Tonolli’s opened for business in November 2011. From Hungarian roots, Susan and her sister always wanted to open a deli with food from many European cultures. A warm and likable person, Susan shares some interesting history behind her delicious food. Centuries ago in central European countries, local people survived on regional foods that they grew themselves. In Hungary they had pork and grew potatoes and onions – so they made cabbage rolls from those ingredients. Susan prepares them the same way in 2014.
“Those flavours are what we are losing now,” laments Susan. “People shop at the Big Box stores and they buy all these processed foods and they have no idea what the original foods even tasted like.” They miss all that beautiful flavour of being cooked from scratch. Susan worries that the delectable flavours of rich cultural food are dying along with the original European immigrants who brought them here. “If their children didn’t learn those recipes from them, those recipes have been lost and are gone forever!” Susan definitely sees her Deli and Café as a way to bring those old recipes back so people can enjoy them: “My goal is to bring Nana’s food back, with those flavours and traditions that make it a little bit of Europe.”
“Many people do not know what real bread tastes like.” According to Susan, the bread that European peasants ate hundreds of years ago was full of nutrition and whole wheat grains, unlike its white counterpart reserved for royalty. Russian loaves were the size of tables and lasted a month because of natural preservatives: “It was amazing, unbelievable bread.” Susan loves the pure grain taste of rye bread. Her husband makes it by hand so that their Deli customers can relish the extraordinary taste and health benefits.
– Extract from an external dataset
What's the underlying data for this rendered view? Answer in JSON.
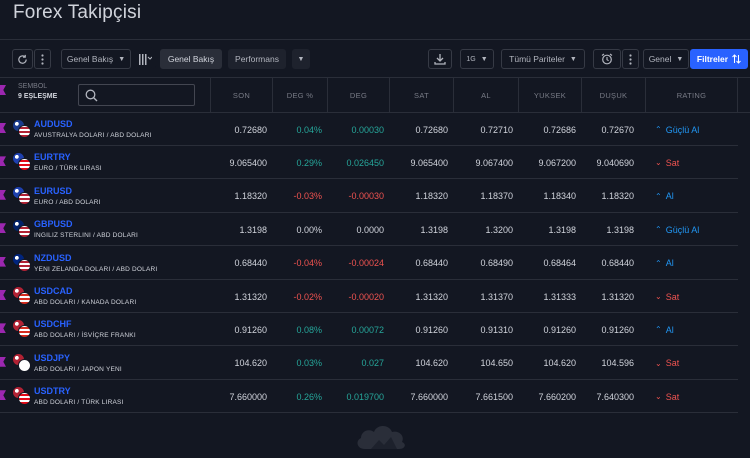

“Soup was huge in Hungary,” and Susan makes a variety of hearty ones without flour or fillers; she freezes them ready for take-out for a memorable dinner. Everything at Tonolli’s is made from scratch. Susan cooks; her sister bakes. The miracles start with good basic ingredients: butter, real lemon, different kinds of nuts, ground nut flour and nothing processed. They offer succulent breakfasts and lunches and prepare beautiful main courses that are frozen and available for a dinner take-out.
Tonolli’s offers many flashbacks to a time of magnificent flavourful food: Hungarian crepes stuffed with ricotta cheese and lemon and covered with sour cream and vanilla sugar; French baked eggs: two fresh eggs baked with white truffle cream, brie cheese and ham; or a Vienna panini with rye bread, Montreal smoked beef, cheese and sauerkraut.
Susan wants to reignite the joy of food: “We have lost the culture of sitting down together.” The team at Tonolli’s want their patrons to check out everything in the Deli, converse with them and enjoy the whole experience of having a meal and loving every bite. Tonolli’s Deli & Café sits quietly on a hill at the intersection of East Saanich and Island View Roads. You would never know that behind those walls lies a treasure chest of mouth-watering culinary delights.
Go inside and taste what real food is all about.